Her Kasım ayında mutlaka seyrettiğim filmdir V For Vendetta.  Şimdi  Altın Madalyon'da görünce aklıma geldi. Hatırlamak istedim. V'yi o kadar severim ki sadece filmini seyretmekle kalmadım. Çizgi romanını da okudum. Kusura bakma. Şimdi filmi anlatacak halim yok valla. Bilenler bilir zaten. Bilmeyenler ise bir zahmet niyet edip ister çizgi romanını okusunlar, ister filmini seyretsinler. Hiç dert edemem. Kısaca diyeceğim odur ki "fikirlere kurşun işlemez" yani okadar... Evet gerçekten böyledir. Ben  daima bunu bilir bunu söylerim. Tabii film boyunca maskesini çıkarmayan kahramanımız V, bu cümleyi söyler  söylemesine de arkasından şöyle devam eder... "Fikirlere kurşun işlemez ve intikamı hiç bir şey unutturmaz." Bak şimdi... Filmini ve çizgi romanını çok beğeniyorum, V'yi kahraman olarak görüyorum diye illa inanmam gerekmez ki V'nin her söylediğine. Tamam, V'nin ilk cümlesini yürekten kabul ediyorum. İkinci cümlesini ise kabul edemiyorum yani ne yalan söyleyeyim. İntikam iyi bir şey değildir. Evet, gerçekten intikam iyi birşey değildir. Neden mi?  Şeyyy..  Çünkü.... Hımm... Şimdi bu cümleyi nasıl bitireceğimi bilemedim iyi mi? Aklıma başka bir filmin repliği geldi. Dur bakayım... Nasıldı?  Şöyle... "İntikam soğuk yenen bir yemektir." Yoo.. Bu cümle  de olmadı. Öyle cümleler kurmalyım ki, söylediğimin arkasında durmalıyım. Dur, bir film repliği daha hatırladım. "İhanet kan doğurur.. Bu, Dokuz Klan'ın kanunudur.. Bu, ninjanın yoludur" Olmaaaz... Olmadı! Of, şöyle intikamın kötülüğünü anlatacak bir tek film repliği söyleyemiyecek miyim? Valla nedense intikamın neden kötü olduğunu anlatamayacağım şimdi. İntikamın kötü bir şey olduğunu kabul ediyorum. Kesinlikle kabul ediyorum. Ama içimden gelmiyor anlatamıyorum. Allahım yoksa ben intikam almayı seven biri miyim? Olabilir miyim?  Olabilir inan ki. Çünkü yazı yazmaya başladığımdan beri kendimi daha iyi tanımaya başladım  biliyor musun? Sözlü ifade edemediklerim yazarken parmaklarımdan pıtır pıtır dökülüveriyor.  Kalakalıyorum. "Yarabbim... Ben yoksa bu muyum?" oluyorum... Neyse fazla geyik yapmayayım. Şu güzelim ve ciddi filmi sulandırmayayım. İnan bende anlamadım ne oldu?  Şimdilik intikam konusu kalsın aynen böyle. Bu minvalde  biraz daha devam edersem  iyice  çuvallayacağım kesin!  Ne diyordum? "Hatırla 5 Kasımı hatırla..." diyordum.

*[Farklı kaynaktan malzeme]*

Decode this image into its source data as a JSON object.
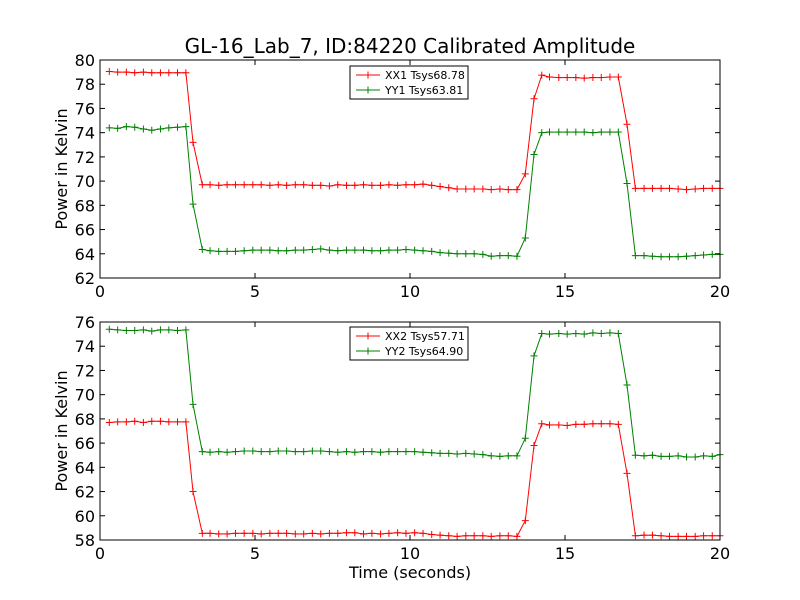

Onu bunu bilmem. Sana bir şey söyleyeyim mi V var ya acayip romantik biridir. V'nin maskesi bilindiği gibi hep gülümser. Filmin bir sahnesinde V maskesini bir kez çıkartır. Ben bu sahneyi çok önemserim. Çünkü sürekli gülümseyen bu maskenin  altında, esasında acı çeken ve ağlayan bir devrimci vardır. Ve bu sahnede  V, aşık karakter vaziyetini çok etkili sergilenmiştir. İnan  şimdi düşündüğümde bile tüylerim diken diken oldu. Müthiştir.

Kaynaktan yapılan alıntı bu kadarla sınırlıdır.